In conclusion, a word on critical method. Traditionally, the writing of literary history has focused on choices (Gower chooses to compose in English) and events (the Alliterative Revival). This configuration of a research field recalls the methods of a certain kind of political history. Even literary scholars who would disavow an easy equation between political and literary history, however, tend to perpetuate its effects, the focus on choice and events as the parameters within which literary history becomes intelligible. Yet composition in the alliterative meter was not a choice in any sense before the invention of non-alliterative meters in the twelfth century: if one composed poetry in English at all before c. 1150, one inevitably composed alliterative poetry. Certainly later English poets recognized the metrical choices that lay before them in the vernacular, but they do not appear to have constructed a metadiscourse about those choices. I structured this paper around two events in the history of a poetic tradition. In doing so, however, I suggested that most of alliterative verse history comprised a series of non-events. The alliterative meter underwent profound evolutionary change between the eighth century and the sixteenth, but the changes were so gradual as to be imperceptible to individual practitioners. None of them was an event in any journalistic sense.
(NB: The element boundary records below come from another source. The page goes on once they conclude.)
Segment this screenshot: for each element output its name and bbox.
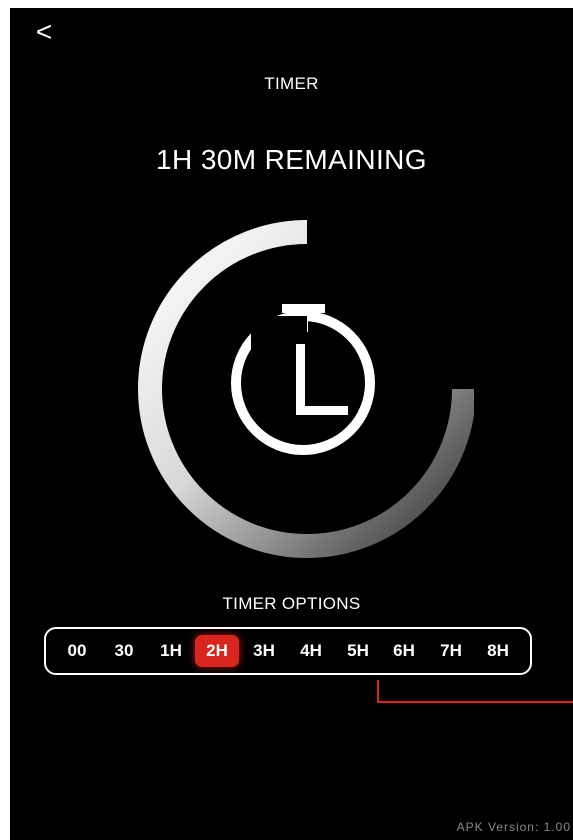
timer-screen: < TIMER 1H 30M REMAINING TIMER OPTIONS 0… (10, 8, 573, 840)
option-5h[interactable]: 5H (336, 635, 380, 667)
option-4h[interactable]: 4H (289, 635, 333, 667)
option-8h[interactable]: 8H (476, 635, 520, 667)
page-title: TIMER (264, 74, 319, 93)
timer-options-bar: 00 30 1H 2H 3H 4H 5H 6H 7H 8H (44, 627, 532, 675)
stopwatch-icon (231, 304, 375, 455)
option-00[interactable]: 00 (55, 635, 99, 667)
remaining-time-text: 1H 30M REMAINING (156, 144, 427, 175)
back-button[interactable]: < (30, 16, 58, 48)
option-6h[interactable]: 6H (382, 635, 426, 667)
progress-ring (138, 220, 474, 558)
timer-dial (138, 220, 474, 558)
app-version: APK Version: 1.00 (456, 820, 571, 834)
option-1h[interactable]: 1H (149, 635, 193, 667)
option-2h[interactable]: 2H (195, 635, 239, 667)
option-7h[interactable]: 7H (429, 635, 473, 667)
option-30[interactable]: 30 (102, 635, 146, 667)
connector-line (377, 680, 573, 703)
option-3h[interactable]: 3H (242, 635, 286, 667)
timer-options-label: TIMER OPTIONS (222, 594, 361, 613)
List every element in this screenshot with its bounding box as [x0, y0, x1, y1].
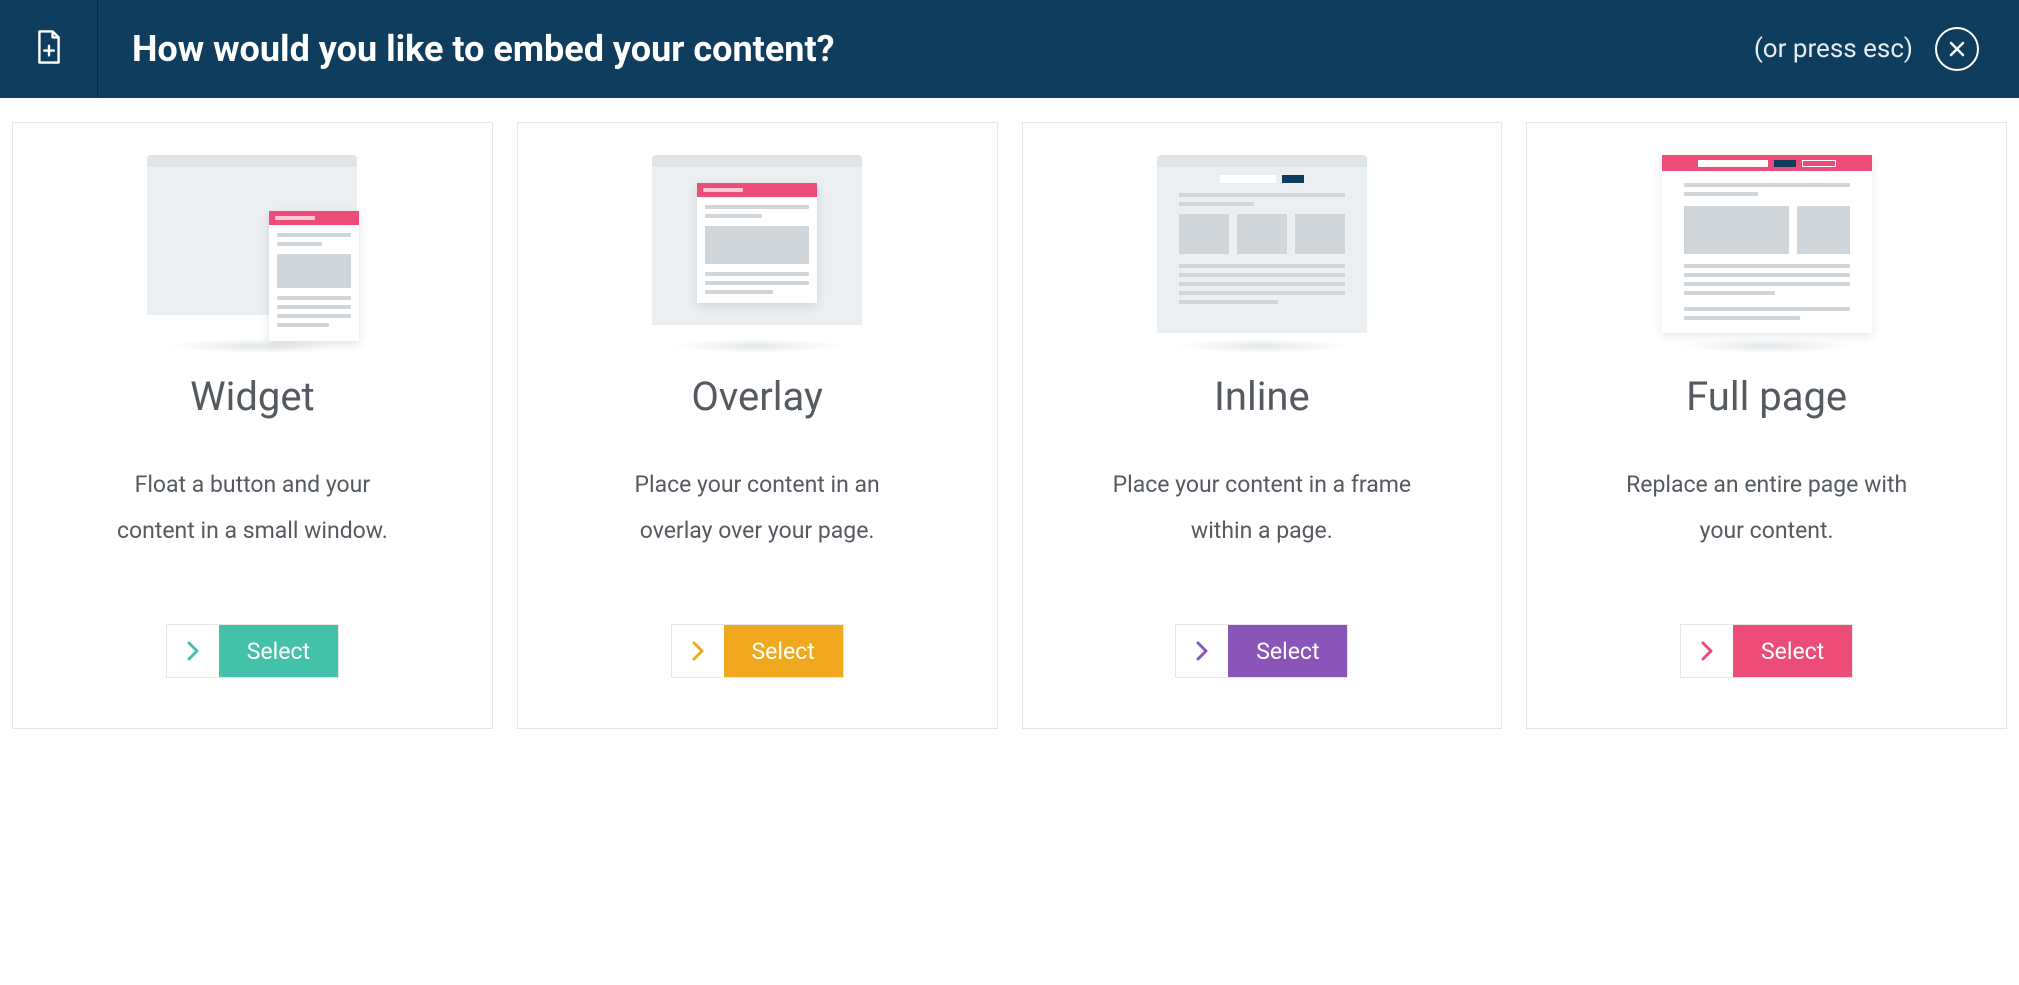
new-document-icon [34, 29, 64, 69]
card-description: Place your content in an overlay over yo… [607, 462, 907, 554]
card-description: Replace an entire page with your content… [1617, 462, 1917, 554]
card-title: Widget [190, 373, 315, 420]
page-title: How would you like to embed your content… [132, 28, 1754, 70]
chevron-right-icon [1176, 625, 1228, 677]
card-overlay: Overlay Place your content in an overlay… [517, 122, 998, 729]
card-inline: Inline Place your content in a frame wit… [1022, 122, 1503, 729]
illustration-widget [43, 155, 462, 365]
select-button-label: Select [219, 625, 338, 677]
card-description: Place your content in a frame within a p… [1112, 462, 1412, 554]
card-full-page: Full page Replace an entire page with yo… [1526, 122, 2007, 729]
select-button-label: Select [1228, 625, 1347, 677]
chevron-right-icon [1681, 625, 1733, 677]
illustration-inline [1053, 155, 1472, 365]
select-button-label: Select [1733, 625, 1852, 677]
esc-hint: (or press esc) [1754, 34, 1913, 64]
select-button-inline[interactable]: Select [1175, 624, 1348, 678]
close-icon [1948, 40, 1966, 58]
select-button-widget[interactable]: Select [166, 624, 339, 678]
close-button[interactable] [1935, 27, 1979, 71]
header-bar: How would you like to embed your content… [0, 0, 2019, 98]
select-button-overlay[interactable]: Select [671, 624, 844, 678]
chevron-right-icon [672, 625, 724, 677]
illustration-full-page [1557, 155, 1976, 365]
card-title: Overlay [691, 373, 823, 420]
chevron-right-icon [167, 625, 219, 677]
card-widget: Widget Float a button and your content i… [12, 122, 493, 729]
illustration-overlay [548, 155, 967, 365]
select-button-label: Select [724, 625, 843, 677]
card-title: Inline [1214, 373, 1310, 420]
card-description: Float a button and your content in a sma… [102, 462, 402, 554]
header-icon-box [0, 0, 98, 98]
cards-grid: Widget Float a button and your content i… [0, 98, 2019, 753]
card-title: Full page [1686, 373, 1847, 420]
select-button-full-page[interactable]: Select [1680, 624, 1853, 678]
Has the time come for an Annales School of literary history? In this paper, I’ve highlighted what such longitudinal analysis might offer to study of alliterative verse.
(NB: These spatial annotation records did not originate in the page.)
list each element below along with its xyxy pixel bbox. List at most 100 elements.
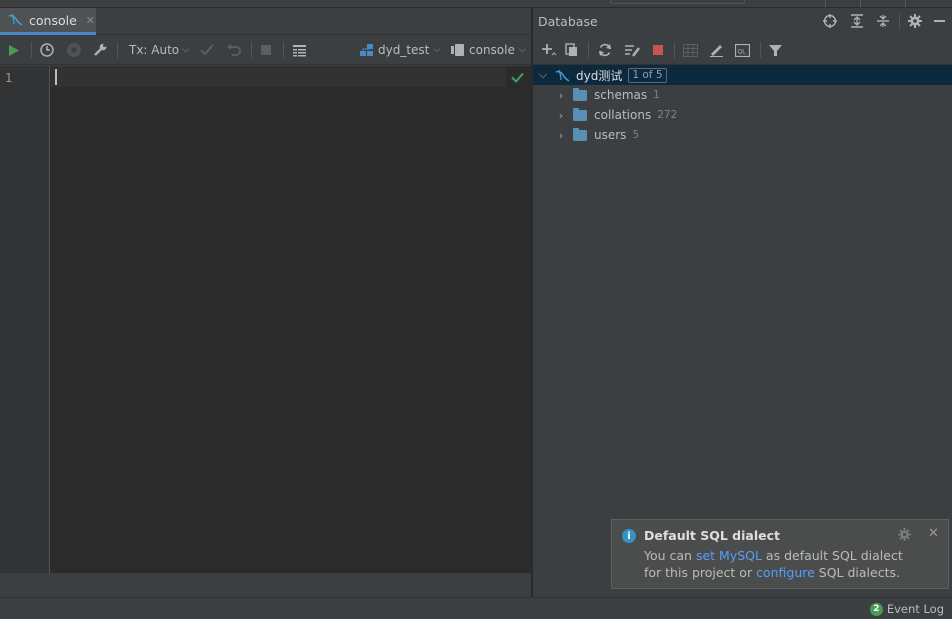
- execute-button[interactable]: [8, 35, 20, 65]
- event-count-badge: 2: [869, 602, 883, 616]
- tree-root-datasource[interactable]: ⌵ dyd测试 1 of 5: [533, 65, 952, 85]
- new-button[interactable]: [541, 35, 557, 65]
- refresh-icon: [598, 43, 612, 57]
- set-mysql-link[interactable]: set MySQL: [696, 548, 762, 563]
- configure-link[interactable]: configure: [756, 565, 815, 580]
- edit-source-button[interactable]: [709, 35, 724, 65]
- chevron-right-icon[interactable]: ›: [555, 129, 567, 142]
- cancel-running-button[interactable]: [66, 35, 82, 65]
- chevron-right-icon[interactable]: ›: [555, 109, 567, 122]
- settings-wrench-button[interactable]: [92, 35, 108, 65]
- panel-settings-button[interactable]: [908, 14, 922, 28]
- disconnect-button[interactable]: [652, 35, 664, 65]
- session-selector[interactable]: console ⌵: [451, 35, 526, 65]
- editor-toolbar: Tx: Auto ⌵ dyd_test ⌵ console ⌵: [0, 35, 531, 65]
- stop-circle-icon: [66, 42, 82, 58]
- session-label: console: [469, 43, 515, 57]
- notification-text: as default SQL dialect: [761, 548, 903, 563]
- tree-node-users[interactable]: › users 5: [533, 125, 952, 145]
- tree-node-label: schemas: [594, 88, 648, 102]
- top-toolbar-fragment: [610, 0, 745, 4]
- rollback-button[interactable]: [226, 35, 242, 65]
- notification-line-1: You can set MySQL as default SQL dialect: [644, 548, 903, 563]
- line-number: 1: [5, 71, 13, 85]
- properties-button[interactable]: [624, 35, 640, 65]
- sql-console-icon: QL: [735, 43, 750, 57]
- editor-footer: [0, 573, 531, 597]
- datasource-label: dyd_test: [378, 43, 430, 57]
- editor-gutter: [0, 66, 50, 573]
- collapse-all-button[interactable]: [876, 14, 890, 28]
- expand-all-button[interactable]: [850, 14, 864, 28]
- close-icon[interactable]: ✕: [928, 526, 939, 541]
- chevron-down-icon: ⌵: [433, 45, 441, 55]
- copy-icon: [565, 43, 579, 57]
- clock-icon: [39, 42, 55, 58]
- panel-title: Database: [538, 14, 598, 29]
- tree-node-count: 1: [653, 89, 660, 101]
- open-console-button[interactable]: QL: [735, 35, 750, 65]
- notification-text: SQL dialects.: [814, 565, 900, 580]
- table-grid-icon: [683, 43, 698, 57]
- tree-node-count: 5: [632, 129, 640, 141]
- check-icon: [200, 44, 214, 56]
- gear-icon: [908, 14, 922, 28]
- schema-tree-icon: [360, 43, 374, 57]
- expand-all-icon: [850, 14, 864, 28]
- output-layout-button[interactable]: [292, 35, 307, 65]
- database-toolbar: QL: [533, 35, 952, 65]
- stop-square-icon: [652, 44, 664, 56]
- transaction-mode-dropdown[interactable]: Tx: Auto ⌵: [129, 35, 189, 65]
- session-icon: [451, 44, 465, 56]
- folder-icon: [573, 107, 587, 121]
- chevron-right-icon[interactable]: ›: [555, 89, 567, 102]
- tree-node-schemas[interactable]: › schemas 1: [533, 85, 952, 105]
- collapse-all-icon: [876, 14, 890, 28]
- editor-tab-bar: console ✕: [0, 8, 531, 35]
- mysql-console-icon: [8, 13, 24, 27]
- commit-button[interactable]: [200, 35, 214, 65]
- tx-mode-label: Tx: Auto: [129, 43, 180, 57]
- inspection-ok-icon[interactable]: [511, 72, 524, 83]
- schema-count-badge[interactable]: 1 of 5: [628, 67, 667, 83]
- notification-text: You can: [644, 548, 696, 563]
- filter-button[interactable]: [769, 35, 782, 65]
- database-tree[interactable]: ⌵ dyd测试 1 of 5 › schemas 1 › collations …: [533, 65, 952, 597]
- chevron-down-icon: ⌵: [182, 45, 189, 55]
- close-tab-icon[interactable]: ✕: [86, 14, 95, 27]
- status-bar: 2 Event Log: [0, 597, 952, 619]
- sql-editor[interactable]: [50, 66, 531, 573]
- folder-icon: [573, 87, 587, 101]
- event-log-button[interactable]: 2 Event Log: [869, 602, 944, 616]
- hide-panel-button[interactable]: [934, 20, 945, 22]
- event-log-label: Event Log: [886, 602, 944, 616]
- table-editor-button[interactable]: [683, 35, 698, 65]
- stop-button[interactable]: [260, 35, 272, 65]
- info-icon: i: [622, 529, 636, 543]
- locate-button[interactable]: [823, 14, 837, 28]
- notification-text: for this project or: [644, 565, 757, 580]
- mysql-icon: [555, 69, 571, 82]
- plus-icon: [541, 43, 557, 57]
- table-grid-icon: [292, 44, 307, 57]
- pencil-icon: [709, 43, 724, 57]
- svg-text:QL: QL: [738, 48, 747, 55]
- tab-console[interactable]: console ✕: [0, 8, 96, 35]
- text-caret: [55, 69, 57, 85]
- datasource-name: dyd测试: [576, 68, 623, 83]
- notification-title: Default SQL dialect: [644, 528, 780, 543]
- duplicate-button[interactable]: [565, 35, 579, 65]
- history-button[interactable]: [39, 35, 55, 65]
- tree-node-collations[interactable]: › collations 272: [533, 105, 952, 125]
- current-line-highlight: [51, 66, 506, 87]
- run-icon: [8, 44, 20, 57]
- refresh-button[interactable]: [598, 35, 612, 65]
- wrench-icon: [92, 42, 108, 58]
- chevron-down-icon[interactable]: ⌵: [537, 68, 549, 82]
- notification-settings-button[interactable]: [898, 528, 911, 541]
- tree-node-count: 272: [657, 109, 678, 121]
- datasource-selector[interactable]: dyd_test ⌵: [360, 35, 440, 65]
- filter-icon: [769, 44, 782, 57]
- tree-node-label: collations: [594, 108, 652, 122]
- chevron-down-icon: ⌵: [518, 45, 526, 55]
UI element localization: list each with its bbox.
alliterative verse: a bibliography

My bibliography “Alliterative Verse” appears in the digital Oxford Bibliographies in British and Irish Literature, edited by Andrew Hadfield. These bibliographies consist of citations of key scholarly works, accompanied by annotations and related to one another by commentary paragraphs. Here’s the introductory paragraph of my bibliography:

Alliterative verse refers to a corpus of approximately three hundred unrhymed English poems, spanning the period c. 650–1550 CE. Before the 12th century, there was only one way to write poetry in English. This verse form, known to modern scholars as alliterative Meter, stood in contrast to English prose, on the one hand, and syllabic Latin meters, on the other. From the late 12th century onward, French- and Latin-inspired syllabic English meters were introduced, throwing alliterative meter into relief in a new way. From the 14th century onward, poets also wrote poems combining alliterative metrical structures with stanzaic rhyme patterning, and these poems are traditionally grouped together with the unrhymed corpus. Sometime in the middle of the 16th Century, alliterative verse ceased to function as a metrical option in English literary culture. Whether found in large poetic anthologies or scattered among other kinds of writing, most alliterative poems exist in only one or two Manuscripts. The alliterative corpus comprehends an array of Genres, from brief monologues and riddles to lengthy narratives. Four long poems—BeowulfLawman’s BrutPiers Plowman (see also the Oxford Bibliographies in British and Irish Literature entry titled “Piers Plowman”), and Sir Gawain and the Green Knight [see also the Oxford Bibliographies in British and Irish Literature entry titled “Sir Gawain and the Green Knight”)—have attracted the most critical attention since the rediscovery of alliterative verse in the 17th Century and the 18th Century. Since the 19th Century, study of this poetic tradition has been subdivided along political-historical lines, with the surviving corpus segmented into Old English poetry and Middle English alliterative poetry to reflect the importance of the Norman Conquest of England (1066). Yet, scholars on both sides of the Old/Middle divide have pursued similar research questions in areas such as metrics and poetics, manuscript studies, and genre studies. Modern poets, especially in the 20th Century, have turned to alliterative verse for formal and thematic inspiration.